7. The Dismemberment Plan
I went to the final D-Plan show at the 9:30 Club in Washington, D.C. about a decade ago and I was insanely jealous when all of my friends back home went to the band’s first show back. I think one of the most important albums of the 1990s was The Dismemberment Plan’s “Emergency & I” and I plan to be up front and center for the band’s Coachella set.

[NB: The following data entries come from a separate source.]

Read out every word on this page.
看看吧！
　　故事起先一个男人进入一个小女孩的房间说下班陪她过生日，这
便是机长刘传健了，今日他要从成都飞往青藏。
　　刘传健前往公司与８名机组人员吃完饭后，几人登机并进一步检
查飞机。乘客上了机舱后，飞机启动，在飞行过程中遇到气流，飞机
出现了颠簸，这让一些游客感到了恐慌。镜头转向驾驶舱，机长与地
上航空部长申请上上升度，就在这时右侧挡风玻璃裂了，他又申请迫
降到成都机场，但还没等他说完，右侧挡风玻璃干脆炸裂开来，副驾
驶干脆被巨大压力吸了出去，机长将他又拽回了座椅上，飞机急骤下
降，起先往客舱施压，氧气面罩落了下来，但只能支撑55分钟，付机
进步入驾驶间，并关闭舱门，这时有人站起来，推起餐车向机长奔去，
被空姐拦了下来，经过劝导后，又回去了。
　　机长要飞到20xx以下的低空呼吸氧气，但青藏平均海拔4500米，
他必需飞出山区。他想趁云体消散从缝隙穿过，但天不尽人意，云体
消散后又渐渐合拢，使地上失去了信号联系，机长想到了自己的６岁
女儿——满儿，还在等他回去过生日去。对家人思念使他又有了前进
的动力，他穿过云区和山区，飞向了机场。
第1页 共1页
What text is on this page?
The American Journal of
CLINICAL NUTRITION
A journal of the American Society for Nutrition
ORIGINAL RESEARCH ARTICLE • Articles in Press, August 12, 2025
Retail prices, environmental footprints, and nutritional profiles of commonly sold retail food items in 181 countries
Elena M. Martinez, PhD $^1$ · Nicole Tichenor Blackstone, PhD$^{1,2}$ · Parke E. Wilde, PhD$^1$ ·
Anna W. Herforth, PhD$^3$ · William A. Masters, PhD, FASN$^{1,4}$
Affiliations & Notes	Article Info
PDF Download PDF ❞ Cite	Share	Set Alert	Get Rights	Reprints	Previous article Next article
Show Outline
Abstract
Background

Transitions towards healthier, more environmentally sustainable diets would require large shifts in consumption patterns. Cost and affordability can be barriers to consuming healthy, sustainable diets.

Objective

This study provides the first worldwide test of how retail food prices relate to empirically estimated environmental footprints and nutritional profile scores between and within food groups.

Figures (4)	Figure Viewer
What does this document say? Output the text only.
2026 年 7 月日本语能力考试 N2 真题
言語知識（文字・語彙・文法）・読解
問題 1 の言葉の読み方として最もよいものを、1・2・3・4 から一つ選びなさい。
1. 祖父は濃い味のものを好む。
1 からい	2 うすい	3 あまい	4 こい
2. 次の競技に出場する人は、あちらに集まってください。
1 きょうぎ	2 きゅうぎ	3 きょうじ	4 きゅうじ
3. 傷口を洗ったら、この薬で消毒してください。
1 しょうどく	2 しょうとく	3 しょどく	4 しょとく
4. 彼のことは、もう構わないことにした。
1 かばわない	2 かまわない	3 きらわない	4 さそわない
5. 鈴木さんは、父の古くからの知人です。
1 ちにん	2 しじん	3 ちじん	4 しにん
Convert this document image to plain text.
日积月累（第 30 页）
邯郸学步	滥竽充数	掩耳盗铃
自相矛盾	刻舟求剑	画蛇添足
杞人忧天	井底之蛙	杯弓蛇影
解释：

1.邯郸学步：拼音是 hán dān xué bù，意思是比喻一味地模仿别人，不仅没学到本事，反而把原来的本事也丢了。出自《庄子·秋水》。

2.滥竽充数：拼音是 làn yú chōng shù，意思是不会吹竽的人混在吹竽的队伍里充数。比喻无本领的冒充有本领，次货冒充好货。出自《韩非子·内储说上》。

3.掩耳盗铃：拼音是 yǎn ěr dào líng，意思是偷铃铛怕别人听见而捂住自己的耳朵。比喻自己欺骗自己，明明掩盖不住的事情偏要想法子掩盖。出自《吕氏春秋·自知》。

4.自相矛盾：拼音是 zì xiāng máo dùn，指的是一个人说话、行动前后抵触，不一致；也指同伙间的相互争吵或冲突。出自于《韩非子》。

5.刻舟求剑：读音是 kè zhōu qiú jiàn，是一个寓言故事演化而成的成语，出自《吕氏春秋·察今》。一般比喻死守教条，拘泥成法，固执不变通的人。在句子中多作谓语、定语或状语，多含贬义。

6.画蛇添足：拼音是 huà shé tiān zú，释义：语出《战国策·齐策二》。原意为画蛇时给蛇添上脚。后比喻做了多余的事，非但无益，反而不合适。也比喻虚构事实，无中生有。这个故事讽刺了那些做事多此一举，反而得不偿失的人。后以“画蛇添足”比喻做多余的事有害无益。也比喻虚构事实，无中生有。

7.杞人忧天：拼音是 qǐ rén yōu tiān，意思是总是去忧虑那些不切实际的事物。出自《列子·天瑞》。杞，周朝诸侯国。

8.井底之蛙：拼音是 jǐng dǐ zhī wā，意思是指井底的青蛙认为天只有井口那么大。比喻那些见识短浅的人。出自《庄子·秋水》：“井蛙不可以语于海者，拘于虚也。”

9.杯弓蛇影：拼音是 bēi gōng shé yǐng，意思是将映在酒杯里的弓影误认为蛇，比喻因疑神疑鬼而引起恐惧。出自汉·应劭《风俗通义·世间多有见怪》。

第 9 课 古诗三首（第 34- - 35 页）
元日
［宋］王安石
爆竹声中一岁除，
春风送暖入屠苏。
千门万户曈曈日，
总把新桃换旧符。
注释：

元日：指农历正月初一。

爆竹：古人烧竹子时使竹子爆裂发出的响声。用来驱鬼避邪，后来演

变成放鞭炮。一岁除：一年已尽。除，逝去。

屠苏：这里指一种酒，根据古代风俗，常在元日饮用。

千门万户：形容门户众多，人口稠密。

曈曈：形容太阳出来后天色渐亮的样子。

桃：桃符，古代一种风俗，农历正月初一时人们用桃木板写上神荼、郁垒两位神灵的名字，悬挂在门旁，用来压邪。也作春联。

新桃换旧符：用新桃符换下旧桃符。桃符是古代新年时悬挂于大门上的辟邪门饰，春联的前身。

Sunday takes us back one more time with some high-profile ’90s artists.

8. Beck
Beck was everywhere in the ’90s. In 1994,”Loser” brought his self-loathing alt-folk to radios and sparked the rise of one of the most important artistic influences of the next 10 years. However, the brilliance of the modern rock of “Odelay” in 1996 and the funky soul of 1999’s “Midnite Vultures” are what make Beck a top candidate for musician of the decade.


9. Neutral Milk Hotel
Every hipster is freaking out about the Neutral Milk Hotel reunion to begin with and they will cry when it happens in all of its beauty at Coachella. The quintessential album from the group is 1998’s “In the Aeroplane Over the Sea.”

10. Superchunk
Superchunk is one of the bands that defined 1990s indie rock. That’s pretty much all you need to know. Go to that set and pay your respects.